Thursday : 2015.02.05

  • 07:50 EAM: stdlocal is getting sluggish; restarting it now. staticsky ran out of things to do so I queued 20h-22h (galactic plane). after that finished, I'll queue the galactic pole regions for 02-04h, and then 20h-24h.
  • 09:50 EAM: stdlocal is out of things to do (or trying to queue them up). I've stopped stdlocal and restarted it with only c0,c1a,c1b and storage nodes. I'll let it run along lightly to ensure some stacks get finished and lap advances are done as needed. Meanwhile, I've put all of the xnodes and c2 nodes on staticsky so the cluster is busy.
  • 10:10 EAM: I put too many jobs on x2 and x3 -- memory is a bit overloaded. i've taken 2x back out of each. if those machines start thrashing, we may need to kill some of the jobs and revert, but we should give them a chance to complete first.
  • 10:30 MEH: MECO won't be able to restore power to summit today, no observations tonight
  • 10:55 MEH: doing clean restart of all nightly pantasks
  • 11:15 MEH: note with Bill out for a a bit, the czar will probably need to keep more of an eye on updates and pstamp
    • cleaning up some of the massive remaining ps_ud_MPIA updates and faults
  • 11:30 CZW: stopping stdlocal/stdlanl to do the lap monitor push.
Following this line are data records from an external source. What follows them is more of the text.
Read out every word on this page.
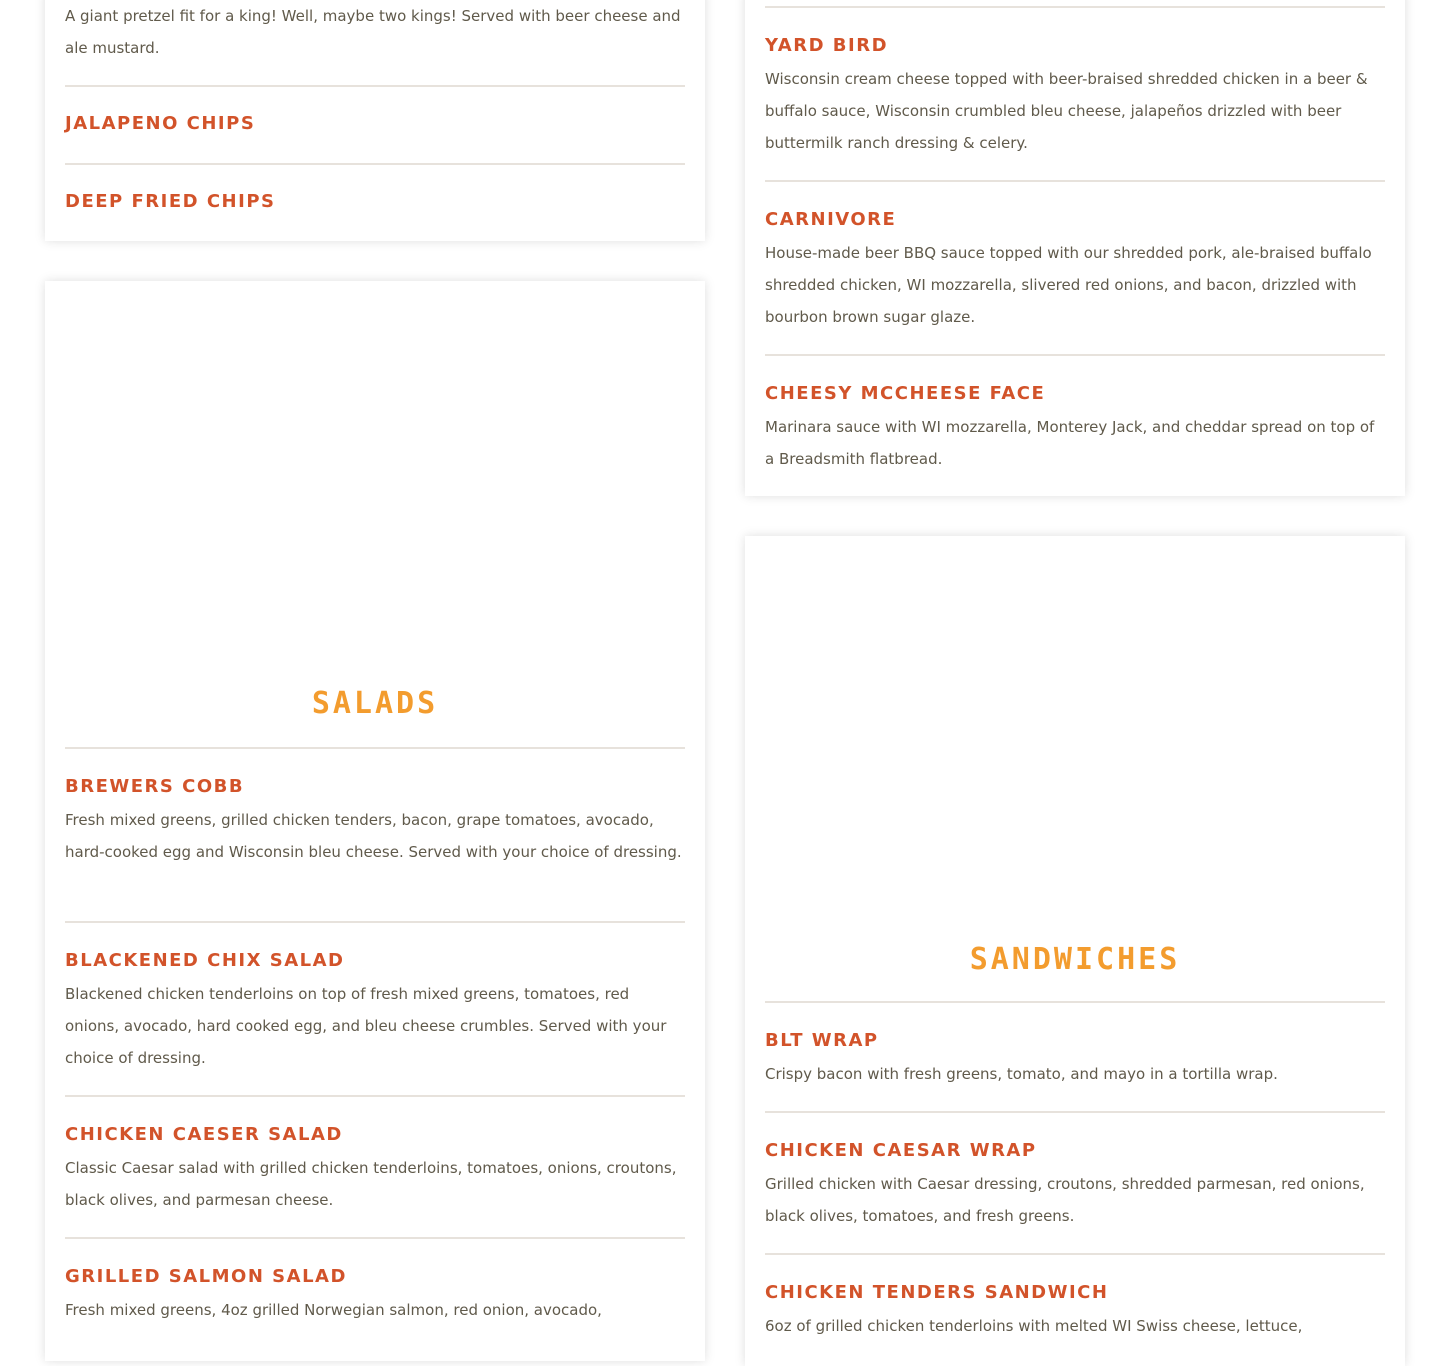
A giant pretzel fit for a king! Well, maybe two kings! Served with beer cheese and ale mustard.

JALAPENO CHIPS
DEEP FRIED CHIPS
YARD BIRD

Wisconsin cream cheese topped with beer-braised shredded chicken in a beer & buffalo sauce, Wisconsin crumbled bleu cheese, jalapeños drizzled with beer buttermilk ranch dressing & celery.

CARNIVORE

House-made beer BBQ sauce topped with our shredded pork, ale-braised buffalo shredded chicken, WI mozzarella, slivered red onions, and bacon, drizzled with bourbon brown sugar glaze.

CHEESY MCCHEESE FACE

Marinara sauce with WI mozzarella, Monterey Jack, and cheddar spread on top of a Breadsmith flatbread.

SALADS
BREWERS COBB

Fresh mixed greens, grilled chicken tenders, bacon, grape tomatoes, avocado, hard-cooked egg and Wisconsin bleu cheese. Served with your choice of dressing.

BLACKENED CHIX SALAD

Blackened chicken tenderloins on top of fresh mixed greens, tomatoes, red onions, avocado, hard cooked egg, and bleu cheese crumbles. Served with your choice of dressing.

CHICKEN CAESER SALAD

Classic Caesar salad with grilled chicken tenderloins, tomatoes, onions, croutons, black olives, and parmesan cheese.

GRILLED SALMON SALAD

Fresh mixed greens, 4oz grilled Norwegian salmon, red onion, avocado,

SANDWICHES
BLT WRAP

Crispy bacon with fresh greens, tomato, and mayo in a tortilla wrap.

CHICKEN CAESAR WRAP

Grilled chicken with Caesar dressing, croutons, shredded parmesan, red onions, black olives, tomatoes, and fresh greens.

CHICKEN TENDERS SANDWICH

6oz of grilled chicken tenderloins with melted WI Swiss cheese, lettuce,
I'll set them back to run when the push is finished.
    • 12:08 CZW: all clear.
  • 12:15 MEH: ipp086, like ipp094 do not have functioning BBU, so are in the more limited WT cacheless case -- they can handle nightly raw and random processing but not the massive LAP random from stsci14 in repair and all the untargeted staticsky it seem. will need to be in repair until that is fixed
  • 17:30 EAM: most staticsky jobs are done in the current queue, but a number are thrashing. i'm going to kill them, stop and restart the pantasks, and re-assign hosts back to just the high-mem xnodes, and give the others back to stdlocal.

Friday : YYYY.MM.DD

  • 14:10 CZW: Stopping stdlanl/stdlocal for a reboot before the weekend.
  • 14:40 CZW: Both back up and running. I was able to kick the LAP queues for both as well.
  • 15:00 CZW: Added storage nodes to stdlocal.
  • 15:27 HAF: stsci00 in repair mode in order to do SAS37 (again)
  • 16:00 MEH: with likely nightly data tonight, setting nightly storage nodes 067-081 neb-host up
  • 19:40 EAM: stdlocal is having a hard time keeping all processors spinning -- too many jobs want specific stsci nodes which are maxed out. I'm taking x3 away from stdlocal and giving it to staticsky.

Saturday : 2015.02.07

  • 19:10 EAM: restarting stdlocal. It looks like the summit is clear so I will not leave storage hosts on for the night in stdlocal.

Sunday : YYYY.MM.DD

  • 08:40 EAM : two hanging warp:
    warptool -dbname gpc1 -updateskyfile -set_quality 42 -fault 0 -skycell_id skycell.0513.051 -warp_id  1440383
    warptool -dbname gpc1 -updateskyfile -set_quality 42 -fault 0 -skycell_id skycell.0589.017 -warp_id  1440748
  • 11:25 EAM : stopping & restarting stdlocal